Tim Blake Nelson may best be known for his lead performances in the Coen brothers’ “O Brother, Where Art Thou?” and “The Ballad of Buster Scruggs.” He’s also a writer and Greek scholar who knows precisely where any play about Socrates ought to begin — with the Symposium, arguably the most accessible, i.e., lurid, thing Plato ever wrote.
“Socrates” received its world premiere Tuesday at the Public Theater, and Nelson doesn’t mess around. After a brief intro where a precocious young man (Niall Cunningham) questions the old Plato (Teagle F. Bougere) about the forced suicide of Socrates (Michael Stuhlbarg), Nelson’s play flashes back to a rip-roaring bacchanal where the very buff Alcibiades (Austin Smith) accuses the flabby, great thinker Socrates of trying to seduce him, much to the drunken delight of everyone, including Socrates himself — who, of course, denies it.
The scene is wonderfully bawdy fun under Doug Hughes’ rousing direction, and before we get to the long slog of the Dialogues, Scott Pask’s austere monochromatic set, which is part forum and part bath house, opens upstage to give us an orgy (appropriately garish lighting by Tyler Micoleau) that depicts the desecration of the Eleusinian Mysteries. The scene would have been the envy of Cecil B. DeMille.

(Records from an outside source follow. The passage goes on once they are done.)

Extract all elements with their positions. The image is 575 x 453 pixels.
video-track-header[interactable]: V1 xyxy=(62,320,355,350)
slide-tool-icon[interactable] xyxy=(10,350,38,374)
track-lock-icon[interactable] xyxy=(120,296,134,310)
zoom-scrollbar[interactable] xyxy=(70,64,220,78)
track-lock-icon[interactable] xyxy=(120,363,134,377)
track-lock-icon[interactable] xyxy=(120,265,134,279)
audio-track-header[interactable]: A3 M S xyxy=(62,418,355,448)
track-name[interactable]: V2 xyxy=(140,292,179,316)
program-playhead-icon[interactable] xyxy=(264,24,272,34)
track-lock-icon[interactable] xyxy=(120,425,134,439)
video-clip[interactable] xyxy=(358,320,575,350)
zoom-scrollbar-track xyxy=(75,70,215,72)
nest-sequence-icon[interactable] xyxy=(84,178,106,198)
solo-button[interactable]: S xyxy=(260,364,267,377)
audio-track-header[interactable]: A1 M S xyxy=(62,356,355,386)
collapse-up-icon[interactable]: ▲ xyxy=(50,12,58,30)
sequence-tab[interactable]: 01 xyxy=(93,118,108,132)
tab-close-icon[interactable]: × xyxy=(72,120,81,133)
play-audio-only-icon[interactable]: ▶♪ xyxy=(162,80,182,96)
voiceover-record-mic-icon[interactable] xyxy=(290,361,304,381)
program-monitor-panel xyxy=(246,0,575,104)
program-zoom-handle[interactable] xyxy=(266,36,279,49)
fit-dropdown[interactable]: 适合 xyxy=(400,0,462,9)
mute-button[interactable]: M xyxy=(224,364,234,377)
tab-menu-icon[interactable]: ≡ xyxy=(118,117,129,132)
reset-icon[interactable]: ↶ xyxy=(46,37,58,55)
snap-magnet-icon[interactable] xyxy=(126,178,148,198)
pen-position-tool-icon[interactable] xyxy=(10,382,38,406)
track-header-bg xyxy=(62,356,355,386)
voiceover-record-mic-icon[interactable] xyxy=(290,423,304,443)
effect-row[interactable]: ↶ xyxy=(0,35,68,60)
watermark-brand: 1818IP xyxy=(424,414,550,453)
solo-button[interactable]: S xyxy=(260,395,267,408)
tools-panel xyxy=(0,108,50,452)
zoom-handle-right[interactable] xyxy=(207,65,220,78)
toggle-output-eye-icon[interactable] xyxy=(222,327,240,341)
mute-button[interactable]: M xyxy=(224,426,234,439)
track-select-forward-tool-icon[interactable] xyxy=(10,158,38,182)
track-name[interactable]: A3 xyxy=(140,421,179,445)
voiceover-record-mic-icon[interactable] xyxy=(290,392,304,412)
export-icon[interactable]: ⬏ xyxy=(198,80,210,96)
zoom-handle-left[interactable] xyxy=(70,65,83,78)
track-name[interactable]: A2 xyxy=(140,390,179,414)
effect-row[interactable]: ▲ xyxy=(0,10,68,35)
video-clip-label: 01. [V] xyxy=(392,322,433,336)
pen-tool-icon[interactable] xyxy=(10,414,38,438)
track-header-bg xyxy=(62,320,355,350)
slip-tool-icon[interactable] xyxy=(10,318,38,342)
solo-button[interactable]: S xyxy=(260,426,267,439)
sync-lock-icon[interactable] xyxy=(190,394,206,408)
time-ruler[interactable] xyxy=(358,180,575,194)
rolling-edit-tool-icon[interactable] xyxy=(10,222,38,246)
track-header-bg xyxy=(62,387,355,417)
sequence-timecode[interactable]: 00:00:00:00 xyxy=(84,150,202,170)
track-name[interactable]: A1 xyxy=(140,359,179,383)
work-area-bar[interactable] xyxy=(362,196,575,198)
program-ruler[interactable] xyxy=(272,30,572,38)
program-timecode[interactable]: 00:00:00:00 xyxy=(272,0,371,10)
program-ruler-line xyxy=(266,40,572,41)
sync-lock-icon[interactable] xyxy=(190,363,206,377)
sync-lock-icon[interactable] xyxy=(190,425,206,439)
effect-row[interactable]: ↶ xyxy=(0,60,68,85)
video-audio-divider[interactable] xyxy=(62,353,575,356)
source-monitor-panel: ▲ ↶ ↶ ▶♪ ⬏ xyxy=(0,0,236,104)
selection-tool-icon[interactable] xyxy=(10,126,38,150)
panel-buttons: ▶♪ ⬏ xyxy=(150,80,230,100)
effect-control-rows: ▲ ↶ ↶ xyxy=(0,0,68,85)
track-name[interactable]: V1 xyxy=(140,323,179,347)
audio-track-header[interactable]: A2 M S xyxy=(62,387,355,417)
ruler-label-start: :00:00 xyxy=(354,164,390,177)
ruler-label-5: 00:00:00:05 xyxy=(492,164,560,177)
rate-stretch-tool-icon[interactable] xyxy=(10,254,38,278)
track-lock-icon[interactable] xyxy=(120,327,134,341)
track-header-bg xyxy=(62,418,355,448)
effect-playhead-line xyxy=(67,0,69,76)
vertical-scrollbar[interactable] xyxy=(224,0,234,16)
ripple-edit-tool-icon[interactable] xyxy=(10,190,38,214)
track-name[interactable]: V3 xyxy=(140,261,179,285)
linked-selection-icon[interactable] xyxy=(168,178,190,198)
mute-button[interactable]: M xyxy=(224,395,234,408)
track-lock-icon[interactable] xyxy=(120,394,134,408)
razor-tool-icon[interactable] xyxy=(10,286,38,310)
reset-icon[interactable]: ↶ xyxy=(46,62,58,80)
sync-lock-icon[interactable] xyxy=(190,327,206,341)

In other words, Nelson, Hughes, Pask, Micoleau and even costume designer Catherine Zuber (her period togas expose those actors’ biceps that deserve to be exposed and cover those actors’ bodies that should be covered) are all masters of the theater who know how to grab out attention — even for those who never read Plato.
“Socrates” eventually settles into the expected series of debates (what is color? virtue? shape? rhetoric? a table?), and it is here that Stuhlbarg shows us his original theater chops before he became Hollywood’s favorite character actor (“The Post,” “Call Me by Your Name,” and “The Shape of Water” in 2017 alone).
Sometime before the debate on what is a table, it becomes clear why Plato left the playwriting to Aristophanes (Tom Nelis), whose efforts in that area don’t get a good review in “Socrates.”
While Stuhlbarg is dogged and persnickety to the point of enragement in these debates, that deliberate frustration delivers a significant dramatic payoff in the riveting second act. Nelson’s adaptation of the Republic is a step-by-step indictment of democracy, or, at the very least, the pitfalls of democracy.
In film and TV, Stuhlbarg can sometimes slip into the sentimental by turning a character into a huggable mench. His Socrates, on the other hand, epitomizes prickly. Anyone who gets too close will learn the hard way and be bloodied with wisdom. Never is his iron will more exposed and ready to cut all human ties than in the climactic confrontation with his wife, Xanthippe (the powerful Miriam A. Hyman).
Nelson wrenches open that line between the public and the private to create a chasm of misunderstanding, and uses humor for his first incisive cut. When Socrates complains of Xanthippe’s “berating that goes on under my roof on a daily basis,” she replies, “A daily basis? You’re home every day?” Later, her furious and rightful concern for their family reduces Socrates’s maddeningly studied reason to egotistic rhetoric. Her arguments are seemingly unassailable: Socrates had a father; his own sons will not. Socrates has rights in Athens; being a woman, she has none.
Because we’re only human and Socrates is something greater, it’s almost impossible not to take Xanthippe’s side in this debate. Then Nelson gives us the planet’s most famous suicide. It’s an extended moment in the theater, brilliantly acted in a way that places it outside time and yet opens a window to the very distant past. We witness a death that changed everything. You will want to be there.